Edit: Completed the game in 119 minutes, missed 2 cats / 2 achievements on first run. Overall the game was awesome, but like most people are saying, way too short. It felt like I was getting through an Act 1 and heading into an Act 2, but nope, that's it .
Another issue I had with the game is the lack of enemies. I understand that the game is about putting out fires and that mechanic of the game is great, but I would have liked to have seen more enemies than just 1 and a boss.
Ok let's be real here.. What's here is a great time, but this deserves to be a bigger game! I would love to see a sequel or new IP similar to this but with much more content.
I would like to try the kid mode with my 4 year old daughter, will report back if/when that happens.
Something that maybe should get addressed, I found a way to cheeze the final boss
Stand in the center of the room right on the water recharge station and spray all over the place. You don't even have to move.
Still recommend at $9/10 price point is fair, there can be some replay-ability with built-in speedruns and difficulty modifiers. Would still love to see something at a higher price-point but a more meaty experience
Original Review:
I got about a half hour in, but so far it's awesome. Fun game play loop where you have to clear out all the fire on each level to proceed to the next level. Pixel graphics and retro music are both on point. The atmoshphere and the story are also very interesting so far. Will write a more thorough review once I beat the game, but I can already tell this is gonna be awesome.
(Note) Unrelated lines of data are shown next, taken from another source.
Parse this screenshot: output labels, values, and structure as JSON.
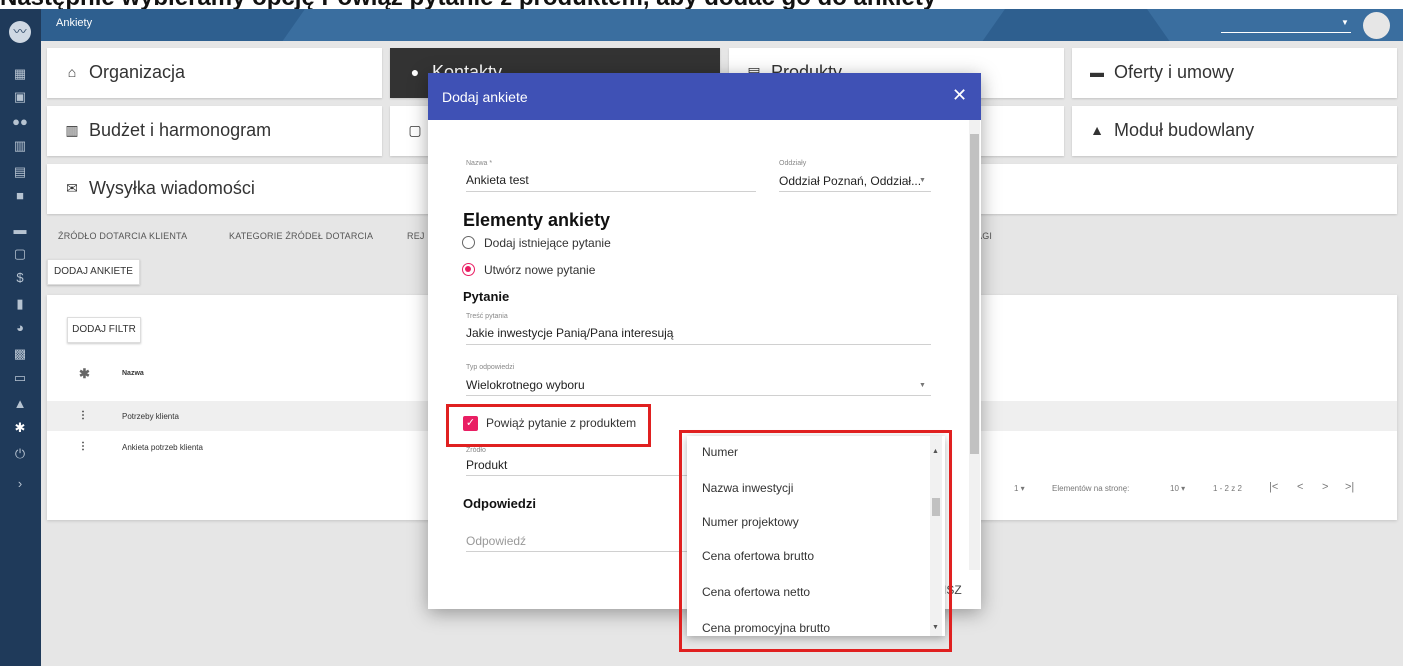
{
  "caption": {
    "text": "Następnie wybieramy opcję Powiąż pytanie z produktem, aby dodać go do ankiety"
  },
  "app": {
    "title": "Ankiety"
  },
  "modules": [
    {
      "label": "Organizacja",
      "icon": "home-icon"
    },
    {
      "label": "Kontakty",
      "icon": "person-icon"
    },
    {
      "label": "Produkty",
      "icon": "store-icon"
    },
    {
      "label": "Oferty i umowy",
      "icon": "folder-icon"
    },
    {
      "label": "Budżet i harmonogram",
      "icon": "building-icon"
    },
    {
      "label": "Moduł budowlany",
      "icon": "warning-icon"
    },
    {
      "label": "Wysyłka wiadomości",
      "icon": "mail-icon"
    }
  ],
  "subnav": {
    "items": [
      "ŹRÓDŁO DOTARCIA KLIENTA",
      "KATEGORIE ŹRÓDEŁ DOTARCIA",
      "REJ",
      "TAGI"
    ]
  },
  "toolbar": {
    "add_survey": "DODAJ ANKIETE",
    "add_filter": "DODAJ FILTR"
  },
  "table": {
    "header": "Nazwa",
    "rows": [
      "Potrzeby klienta",
      "Ankieta potrzeb klienta"
    ],
    "pager": {
      "per_page_label": "Elementów na stronę:",
      "per_page_value": "10",
      "range": "1 - 2 z 2",
      "page_value": "1"
    }
  },
  "dialog": {
    "title": "Dodaj ankiete",
    "name": {
      "label": "Nazwa *",
      "value": "Ankieta test"
    },
    "branches": {
      "label": "Oddziały",
      "value": "Oddział Poznań, Oddział..."
    },
    "elements_heading": "Elementy ankiety",
    "options": {
      "existing": "Dodaj istniejące pytanie",
      "new": "Utwórz nowe pytanie"
    },
    "question_heading": "Pytanie",
    "question": {
      "label": "Treść pytania",
      "value": "Jakie inwestycje Panią/Pana interesują"
    },
    "answer_type": {
      "label": "Typ odpowiedzi",
      "value": "Wielokrotnego wyboru"
    },
    "link_product": {
      "label": "Powiąż pytanie z produktem",
      "checked": true
    },
    "source": {
      "label": "Źródło",
      "value": "Produkt"
    },
    "answers_heading": "Odpowiedzi",
    "answer_placeholder": "Odpowiedź",
    "footer_fragment": "ISZ"
  },
  "source_dropdown": {
    "options": [
      "Numer",
      "Nazwa inwestycji",
      "Numer projektowy",
      "Cena ofertowa brutto",
      "Cena ofertowa netto",
      "Cena promocyjna brutto"
    ]
  },
  "colors": {
    "sidebar": "#1f3a5a",
    "topbar": "#2e5f8f",
    "dialog_header": "#3f51b5",
    "accent": "#e91e63",
    "highlight_box": "#e02020"
  }
}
Right now my only gripe is there is no way to remap controls for controller, or to use mouse with keyboard controls. Just an annoyance that I hope gets patched in.

Review from Steam

Fun game, I played the jam version a lot before this. The fire fighting itself feels good which is probably one of the most important things to get right in a firefighter game. The rest of the controls are sluggish (e.g. slower acceleration but quick decceleration, jumps with a tiny amount of grounded startup etc.) since this is not a fast paced platformer but a slower paced puzzle game, which rewards resource management and moving across rooms strategically.
The pixel art and post processing shaders look also beautiful. A lot of work went into post processing and adding a lot of small details, making this game look just as good as the artstyle allows it.
If you are into puzzle platformers this is a pretty good deal for 9 bucks imo.